= Delaware SB21 =

Delaware SB21 (Note: Introduced as "An Act to amend Title 8 of the Delaware Code Relating to the General Corporation Law.) is a bill in the United States state of Delaware that changes the corporate law in Delaware which grants a safe harbor from liability for transactions in which involved parties have grievances. According to proponents of the bill, the bill is supposed to make clear Delaware corporate law.

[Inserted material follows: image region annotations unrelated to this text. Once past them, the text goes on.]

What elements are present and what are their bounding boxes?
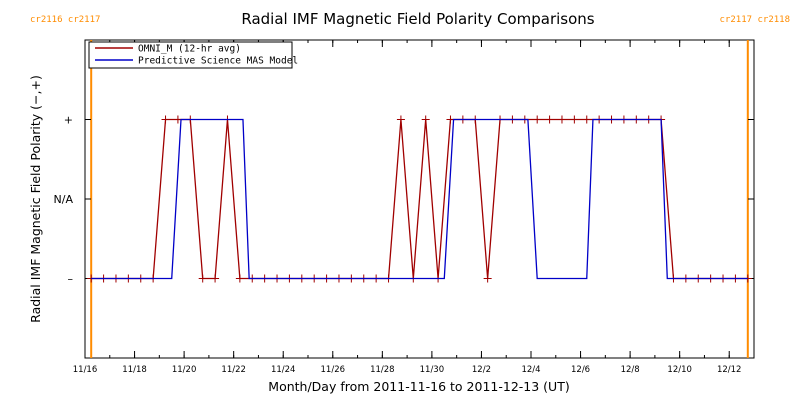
legend: OMNI_M (12-hr avg) Predictive Science MA… — [88, 41, 298, 69]
series-line-1 — [91, 118, 748, 280]
x-tick-label: 11/22 — [221, 365, 246, 375]
x-tick-label: 11/28 — [370, 365, 395, 375]
rotation-label: cr2117 cr2118 — [720, 15, 790, 25]
legend-label-mas: Predictive Science MAS Model — [138, 56, 298, 67]
data-point — [421, 115, 430, 124]
data-point — [570, 115, 579, 124]
legend-box — [88, 41, 293, 69]
x-tick-label: 12/8 — [621, 365, 640, 375]
data-point — [483, 274, 492, 283]
rotation-label: cr2116 cr2117 — [30, 15, 100, 25]
x-tick-label: 11/18 — [122, 365, 147, 375]
data-point — [582, 115, 591, 124]
data-point — [161, 115, 170, 124]
data-point — [545, 115, 554, 124]
y-axis: + N/A – — [54, 114, 754, 286]
x-tick-label: 12/6 — [571, 365, 590, 375]
series-line-0 — [91, 118, 748, 280]
chart-title: Radial IMF Magnetic Field Polarity Compa… — [241, 10, 594, 28]
x-tick-label: 11/16 — [73, 365, 98, 375]
x-tick-label: 11/24 — [271, 365, 296, 375]
data-point — [198, 274, 207, 283]
x-tick-label: 12/10 — [667, 365, 692, 375]
data-point — [557, 115, 566, 124]
data-point — [533, 115, 542, 124]
x-tick-label: 11/30 — [420, 365, 445, 375]
y-axis-label: Radial IMF Magnetic Field Polarity (−,+) — [28, 75, 43, 323]
data-point — [396, 115, 405, 124]
legend-label-omni: OMNI_M (12-hr avg) — [138, 44, 241, 55]
series-layer — [87, 115, 752, 283]
x-tick-label: 12/2 — [472, 365, 491, 375]
y-tick-label: – — [68, 273, 74, 286]
x-tick-label: 12/12 — [717, 365, 742, 375]
rotation-lines — [90, 40, 749, 358]
rotation-labels: cr2116 cr2117 cr2117 cr2118 — [30, 15, 790, 25]
data-point — [235, 274, 244, 283]
x-tick-label: 12/4 — [521, 365, 540, 375]
x-axis-label: Month/Day from 2011-11-16 to 2011-12-13 … — [268, 379, 569, 394]
x-axis: 11/16 11/18 11/20 11/22 11/24 11/26 11/28 11/30… — [73, 40, 755, 375]
y-tick-label: + — [64, 114, 73, 127]
x-tick-label: 11/26 — [321, 365, 346, 375]
y-tick-label: N/A — [54, 193, 74, 206]
x-tick-label: 11/20 — [172, 365, 197, 375]
data-point — [211, 274, 220, 283]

The bill was created after a series of legal cases involving corporate law in Delaware, including a unanimous decision by the Delaware Supreme Court that to block a CEO compensation deal to Elon Musk. Telsa lawyers began litigating for a new bill, and Musk led a harassment campaign against the court. The bill passed the Delaware Senate and advanced to the Delaware House of Representatives. Polling showed just 21-26% support for the bill and 50-55% of Delawares opposed the bill, with 30-34% unsure. 16% support passing SB21 as is, compared to 61% who oppose. 63% of those polled stated they would be less likely to support to support candidates who voted in favor of the bill. In response lawmakers passed various revisions and new amendments to the bill requiring that parties act in good faith and without gross negligence and to inform all "members of the board of directors or committee are informed as to the material facts of the transaction." Other revisions gave more power to stockholders compared to the original draft.